In 2007, he held his first solo exhibition titled ‘Street Dreams’ at the India Habitat Centre, which was supported by the British High Commission. His works have been exhibited extensively in India and overseas in England and South Africa. In 2008, Ramchander Nath Foundation (RNF), a non-profit organisation, which strives to be a part of the development and restoration of the arts, nominated Vicky for a mentorship programme by the US-based Maybach Foundation (MF), through which he would work on the photo-documentation of the reconstruction of the World Trade Center (WTC) in New York. Out of the numerous applications from all over the world, Vicky is among the chosen four participants and the only one from South Asia. This was a six-month residency programme. On his return, he held his second solo show in Delhi. Vicky is now a part of Mission Cover Shot – National Geographic Channel’s brand-new show in the Mission series. Vicky is one of the top five finalists on the show, all of whom are amateur photographers. The show captures their journey as they battle it out for the perfect shot based on their skill, creativity, fortitude and sheer brilliance.

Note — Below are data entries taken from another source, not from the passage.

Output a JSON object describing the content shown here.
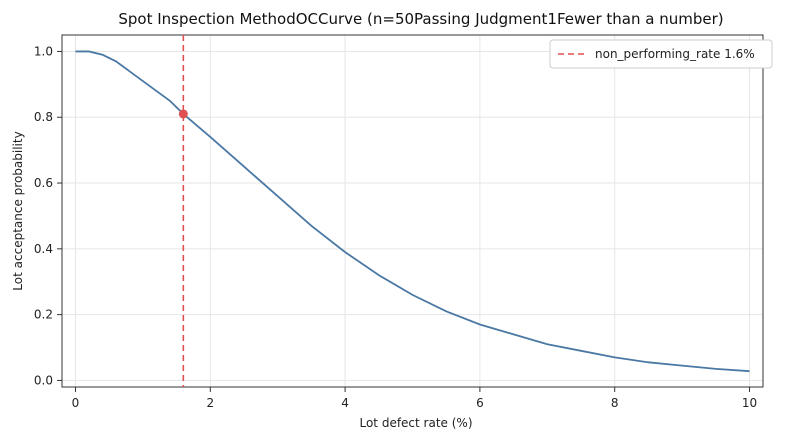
{
  "chart_data": {
    "type": "line",
    "title": "Spot Inspection MethodOCCurve (n=50Passing Judgment1Fewer than a number)",
    "xlabel": "Lot defect rate (%)",
    "ylabel": "Lot acceptance probability",
    "xlim": [
      -0.2,
      10.2
    ],
    "ylim": [
      -0.02,
      1.05
    ],
    "x_ticks": [
      0,
      2,
      4,
      6,
      8,
      10
    ],
    "y_ticks": [
      0.0,
      0.2,
      0.4,
      0.6,
      0.8,
      1.0
    ],
    "x_tick_labels": [
      "0",
      "2",
      "4",
      "6",
      "8",
      "10"
    ],
    "y_tick_labels": [
      "0.0",
      "0.2",
      "0.4",
      "0.6",
      "0.8",
      "1.0"
    ],
    "grid": true,
    "legend_position": "top-right",
    "series": [
      {
        "color": "#4a78a4",
        "x": [
          0,
          0.2,
          0.4,
          0.6,
          0.8,
          1.0,
          1.2,
          1.4,
          1.6,
          2.0,
          2.5,
          3.0,
          3.5,
          4.0,
          4.5,
          5.0,
          5.5,
          6.0,
          6.5,
          7.0,
          7.5,
          8.0,
          8.5,
          9.0,
          9.5,
          10.0
        ],
        "y": [
          1.0,
          1.0,
          0.99,
          0.97,
          0.94,
          0.91,
          0.88,
          0.85,
          0.81,
          0.74,
          0.65,
          0.56,
          0.47,
          0.39,
          0.32,
          0.26,
          0.21,
          0.17,
          0.14,
          0.11,
          0.09,
          0.07,
          0.055,
          0.045,
          0.035,
          0.028
        ]
      }
    ],
    "reference_line": {
      "name": "non_performing_rate 1.6%",
      "x": 1.6,
      "color": "#e05050"
    },
    "marker_point": {
      "x": 1.6,
      "y": 0.81,
      "color": "#e05050"
    }
  }
}
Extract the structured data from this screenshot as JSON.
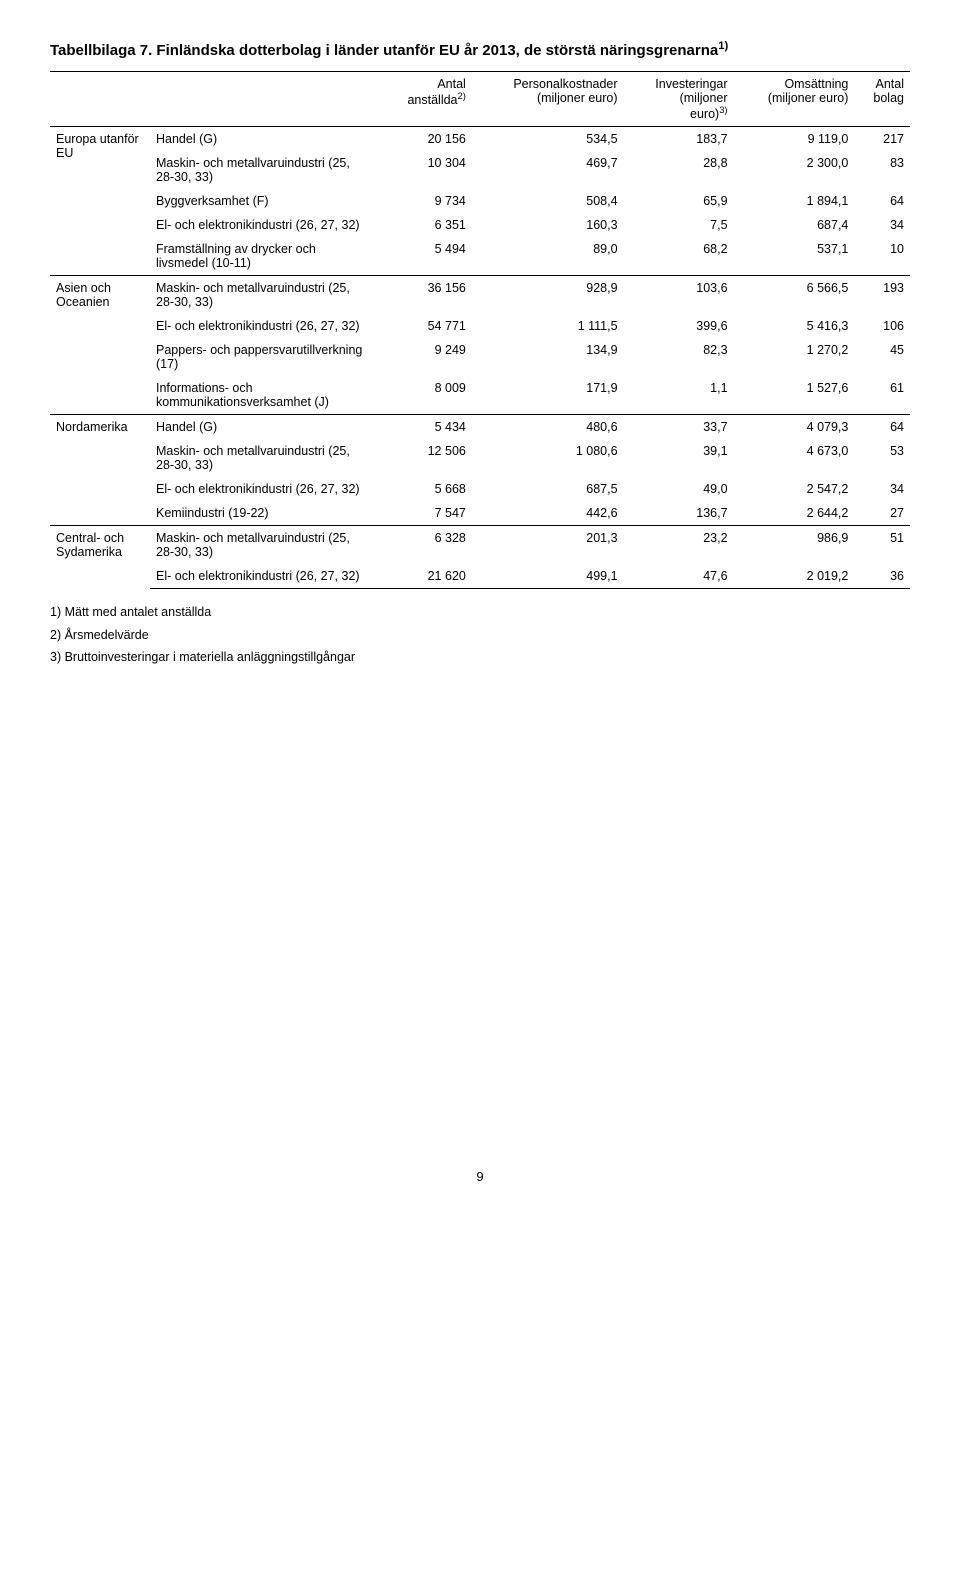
{
  "title_prefix": "Tabellbilaga 7. Finländska dotterbolag i länder utanför EU år 2013, de störstä näringsgrenarna",
  "title_sup": "1)",
  "columns": {
    "c2_line1": "Antal",
    "c2_line2": "anställda",
    "c2_sup": "2)",
    "c3_line1": "Personalkostnader",
    "c3_line2": "(miljoner euro)",
    "c4_line1": "Investeringar",
    "c4_line2": "(miljoner",
    "c4_line3": "euro)",
    "c4_sup": "3)",
    "c5_line1": "Omsättning",
    "c5_line2": "(miljoner euro)",
    "c6_line1": "Antal",
    "c6_line2": "bolag"
  },
  "regions": [
    {
      "name": "Europa utanför EU",
      "rows": [
        {
          "label": "Handel (G)",
          "v1": "20 156",
          "v2": "534,5",
          "v3": "183,7",
          "v4": "9 119,0",
          "v5": "217"
        },
        {
          "label": "Maskin- och metallvaruindustri (25, 28-30, 33)",
          "v1": "10 304",
          "v2": "469,7",
          "v3": "28,8",
          "v4": "2 300,0",
          "v5": "83"
        },
        {
          "label": "Byggverksamhet (F)",
          "v1": "9 734",
          "v2": "508,4",
          "v3": "65,9",
          "v4": "1 894,1",
          "v5": "64"
        },
        {
          "label": "El- och elektronikindustri (26, 27, 32)",
          "v1": "6 351",
          "v2": "160,3",
          "v3": "7,5",
          "v4": "687,4",
          "v5": "34"
        },
        {
          "label": "Framställning av drycker och livsmedel (10-11)",
          "v1": "5 494",
          "v2": "89,0",
          "v3": "68,2",
          "v4": "537,1",
          "v5": "10"
        }
      ]
    },
    {
      "name": "Asien och Oceanien",
      "rows": [
        {
          "label": "Maskin- och metallvaruindustri (25, 28-30, 33)",
          "v1": "36 156",
          "v2": "928,9",
          "v3": "103,6",
          "v4": "6 566,5",
          "v5": "193"
        },
        {
          "label": "El- och elektronikindustri (26, 27, 32)",
          "v1": "54 771",
          "v2": "1 111,5",
          "v3": "399,6",
          "v4": "5 416,3",
          "v5": "106"
        },
        {
          "label": "Pappers- och pappersvarutillverkning (17)",
          "v1": "9 249",
          "v2": "134,9",
          "v3": "82,3",
          "v4": "1 270,2",
          "v5": "45"
        },
        {
          "label": "Informations- och kommunikationsverksamhet (J)",
          "v1": "8 009",
          "v2": "171,9",
          "v3": "1,1",
          "v4": "1 527,6",
          "v5": "61"
        }
      ]
    },
    {
      "name": "Nordamerika",
      "rows": [
        {
          "label": "Handel (G)",
          "v1": "5 434",
          "v2": "480,6",
          "v3": "33,7",
          "v4": "4 079,3",
          "v5": "64"
        },
        {
          "label": "Maskin- och metallvaruindustri (25, 28-30, 33)",
          "v1": "12 506",
          "v2": "1 080,6",
          "v3": "39,1",
          "v4": "4 673,0",
          "v5": "53"
        },
        {
          "label": "El- och elektronikindustri (26, 27, 32)",
          "v1": "5 668",
          "v2": "687,5",
          "v3": "49,0",
          "v4": "2 547,2",
          "v5": "34"
        },
        {
          "label": "Kemiindustri (19-22)",
          "v1": "7 547",
          "v2": "442,6",
          "v3": "136,7",
          "v4": "2 644,2",
          "v5": "27"
        }
      ]
    },
    {
      "name": "Central- och Sydamerika",
      "rows": [
        {
          "label": "Maskin- och metallvaruindustri (25, 28-30, 33)",
          "v1": "6 328",
          "v2": "201,3",
          "v3": "23,2",
          "v4": "986,9",
          "v5": "51"
        },
        {
          "label": "El- och elektronikindustri (26, 27, 32)",
          "v1": "21 620",
          "v2": "499,1",
          "v3": "47,6",
          "v4": "2 019,2",
          "v5": "36"
        }
      ]
    }
  ],
  "footnotes": {
    "f1": "1) Mätt med antalet anställda",
    "f2": "2) Årsmedelvärde",
    "f3": "3) Bruttoinvesteringar i materiella anläggningstillgångar"
  },
  "page_number": "9"
}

The winner of the show will get an opportunity to have their photograph on the cover of the iconic National Geographic Magazine. About the show, Vicky says, “I had never thought that I would ever reach such a high point in my life, where not only will I click such good pictures but also be on a national channel. I did not see any of this coming.” Despite his troubled past, Vicky has made it this far in life and has proved to be an inspiration for several street children. With his work, he hopes to help the disadvantaged by giving them a voice through his photography and show them that through hard work and dedication, anything can be achieved.
Vicky is a real-life example of courage, resilience and effective mentorship. He is an inspiration for everyone out there, whoever dreamed of something they thought was out of their reach. He has proved that with hard work and determination, a man can raise himself up from obscurity to great levels of success.